Finding out you have to be in a bathing suit in a week's time is a rude awakening.
My friend and I decided to have our own version of March Madness by planning weekend trips and music festivals for every weekend of the month. Our first stop? A girls' trip to Florida to attend the Okeechobee Music Festival.
While some girls panic about their bikini lines, gnarly feet that haven't seen a pedicure tub since last September or those stubborn five pounds, I obsessed over something entirely different: my legs.
My legs are not in terrible shape, I just don't pay much attention to them. Sure, I moisturize and try to be careful when shaving, but that's really it. However, seeing as my legs are a part of my body I'm all about showing off come spring, I really should invest more time on these bad boys.
A week before I would hop on a plane to West Palm Beach, I inspected my gams. Not only were they in dire need of a good wax, but also they just seemed lackluster. They were the legs of a vampire who spent a little too long chilling in her coffin.
When I reached out to the Lorenc Plastic Surgery Practice about making my legs look a little less corpse-like, they recommended a thigh facial — a "thacial," if you will — to help remove all the dead skin and reveal glowy, pretty skin.
Through a chemical peel, they promised to get my legs bikini-ready in under an hour without any harsh scrubbing. I was so down. I've always wanted legs like Taylor Swift.
With two days to go until I'd wear shorts for the first time in 2016, I hung out in the waiting room of the Park Avenue spa, filling out a form that asked me to rate my vaginal tightness and sex drive. Guess I'm not the target demographic here.
My esthetician, Gigi, immediately made me feel at ease. She was a warm woman who spoke in a British accent and shared the same enthusiasm I do for both rescue pets (the more, the merrier) and shaving my legs (if it's the winter, no, thank you).
Speaking of which, I'm kind of glad I shaved my legs a few days before the procedure — I had to take off my pants, socks and shoes prior to hopping on the exam room table. I was clad in nothing but a fuzzy wrap towel from the waist down.
Gigi instructed me to lie face-down, legs slightly apart. She then walked me through the procedure, a chemical peel applied from my butt down to my ankles.
I could choose between three levels of peel: a mild abrasion, an intermediate and, finally, a deep peel. Gigi suggested the third, explaining that, unless I had extra-sensitive skin, the most extreme version would be best for my legs. I agreed -- hey, it can't possibly hurt more than getting a tattoo.
First, she prepped my skin with alcohol to help the peel adhere to my skin better. After the rub-down, Gigi used a small, fan-like brush to coat my legs with the peel. Smells don't usually bother me, but this particular mixture of medicinal and citrus made me a bit sick.

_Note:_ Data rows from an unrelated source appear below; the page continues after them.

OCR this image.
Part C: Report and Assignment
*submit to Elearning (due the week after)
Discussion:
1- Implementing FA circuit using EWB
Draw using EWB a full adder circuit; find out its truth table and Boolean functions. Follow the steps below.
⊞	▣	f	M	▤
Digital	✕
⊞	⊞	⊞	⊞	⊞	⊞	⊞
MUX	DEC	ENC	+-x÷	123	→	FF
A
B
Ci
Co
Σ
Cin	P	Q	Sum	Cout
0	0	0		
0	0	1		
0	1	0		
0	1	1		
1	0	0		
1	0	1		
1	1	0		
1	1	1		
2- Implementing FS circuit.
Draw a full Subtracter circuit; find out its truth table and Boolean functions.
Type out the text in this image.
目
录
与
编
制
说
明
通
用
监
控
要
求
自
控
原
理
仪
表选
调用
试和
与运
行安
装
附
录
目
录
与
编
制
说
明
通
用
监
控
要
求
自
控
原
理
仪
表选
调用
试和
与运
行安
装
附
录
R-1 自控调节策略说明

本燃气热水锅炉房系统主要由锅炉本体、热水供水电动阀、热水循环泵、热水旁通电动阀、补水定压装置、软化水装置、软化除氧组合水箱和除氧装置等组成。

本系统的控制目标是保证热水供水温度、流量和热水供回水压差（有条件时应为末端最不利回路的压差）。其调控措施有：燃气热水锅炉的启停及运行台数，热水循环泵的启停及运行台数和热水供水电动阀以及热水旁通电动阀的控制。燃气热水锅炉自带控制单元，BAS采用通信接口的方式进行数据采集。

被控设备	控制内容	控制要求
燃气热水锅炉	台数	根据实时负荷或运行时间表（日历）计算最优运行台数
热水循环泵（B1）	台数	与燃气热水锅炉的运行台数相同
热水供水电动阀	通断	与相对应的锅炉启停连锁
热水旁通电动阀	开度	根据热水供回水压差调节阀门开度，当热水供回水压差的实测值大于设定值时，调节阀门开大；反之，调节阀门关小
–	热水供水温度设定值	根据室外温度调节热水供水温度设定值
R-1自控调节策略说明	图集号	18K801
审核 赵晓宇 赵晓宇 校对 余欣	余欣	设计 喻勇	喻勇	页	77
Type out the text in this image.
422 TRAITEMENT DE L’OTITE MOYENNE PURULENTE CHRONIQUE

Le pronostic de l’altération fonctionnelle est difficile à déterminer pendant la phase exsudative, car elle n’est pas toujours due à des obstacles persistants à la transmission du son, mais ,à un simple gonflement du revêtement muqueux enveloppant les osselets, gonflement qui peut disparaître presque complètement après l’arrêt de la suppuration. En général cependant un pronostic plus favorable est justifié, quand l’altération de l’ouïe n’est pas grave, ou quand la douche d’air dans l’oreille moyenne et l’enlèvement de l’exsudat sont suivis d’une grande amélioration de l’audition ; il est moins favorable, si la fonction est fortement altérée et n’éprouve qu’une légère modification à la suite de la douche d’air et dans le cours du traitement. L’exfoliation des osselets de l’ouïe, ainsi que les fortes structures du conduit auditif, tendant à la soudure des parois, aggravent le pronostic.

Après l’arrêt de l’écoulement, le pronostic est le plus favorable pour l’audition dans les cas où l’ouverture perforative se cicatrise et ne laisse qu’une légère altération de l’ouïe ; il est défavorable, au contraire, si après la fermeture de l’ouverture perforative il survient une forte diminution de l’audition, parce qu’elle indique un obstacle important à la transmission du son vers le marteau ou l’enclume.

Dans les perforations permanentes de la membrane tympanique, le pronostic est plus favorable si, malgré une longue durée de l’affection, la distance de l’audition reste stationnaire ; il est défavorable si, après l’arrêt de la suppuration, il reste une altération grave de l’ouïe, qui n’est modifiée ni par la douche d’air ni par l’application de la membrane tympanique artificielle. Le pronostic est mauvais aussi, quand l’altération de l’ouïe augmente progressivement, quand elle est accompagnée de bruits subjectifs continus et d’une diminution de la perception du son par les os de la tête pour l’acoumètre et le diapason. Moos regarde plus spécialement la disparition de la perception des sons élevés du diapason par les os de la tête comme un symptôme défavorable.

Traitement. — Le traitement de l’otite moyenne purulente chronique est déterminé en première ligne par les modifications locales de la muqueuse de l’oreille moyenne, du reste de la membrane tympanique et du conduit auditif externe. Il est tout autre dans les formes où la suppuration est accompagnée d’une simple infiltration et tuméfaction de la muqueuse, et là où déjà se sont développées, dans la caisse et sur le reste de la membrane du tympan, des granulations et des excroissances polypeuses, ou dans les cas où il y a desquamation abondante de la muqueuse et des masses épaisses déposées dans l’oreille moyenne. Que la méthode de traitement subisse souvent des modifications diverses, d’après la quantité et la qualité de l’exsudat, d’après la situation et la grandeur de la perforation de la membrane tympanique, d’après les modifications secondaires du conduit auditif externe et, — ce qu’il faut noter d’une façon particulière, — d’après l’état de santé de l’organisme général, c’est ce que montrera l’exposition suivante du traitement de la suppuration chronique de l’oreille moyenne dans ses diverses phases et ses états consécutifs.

Within a few minutes, the peel started to tingle in a way that felt like I was covered in Pop Rocks from the waist down. It's a great visual when you haven't eaten lunch yet. After waiting a few minutes for the peel to dry, I flipped over as it was applied using the same brush to the front.
“They're a little yellow now,” Gigi said as she finished basting me like a turkey, prompting me to sit up and stare at my now very bright, yellow legs.
Gigi told me my legs would stay that shade until I rinsed off the peel. Twenty-four hours was ideal, and I could help speed the process along by peeling any stray pieces that appeared to be flaking off.
As I was getting ready to climb back into my jeans, stickier and smellier than before, Gigi delivered the kicker:
“Make sure you don't expose them to the sun for about 10 days."
Saying that to someone hopping on a plane to f*cking Florida is like saying I can't eat chocolate during my period -- it's cruel and unusual punishment.
She explained it all had to do with the strength of the peel. I used the strongest, penetrating extra-deep into my skin. This process left my “new” skin way more vulnerable to the sun's rays. Sun exposure is not only dangerous, but it can also cause pigmentation issues. Guess I'll have to wait for summer to show these babies off.
While I don't know if I have Taylor-worthy legs just yet, they're certainly worth hers. The peel is priced at $200 per area, which means both my thighs and calves would run a total of $400.
If that price is giving you anxiety, calm down. Gigi recommends no more than two of the treatments a year. With the amount of money you annually spend on scrubs and moisturizers to keep your gams looking fab, the price doesn't seem all too terrible.
Plus, if I can get Calvin Harris with these thighs, it's all worth it in the end, right?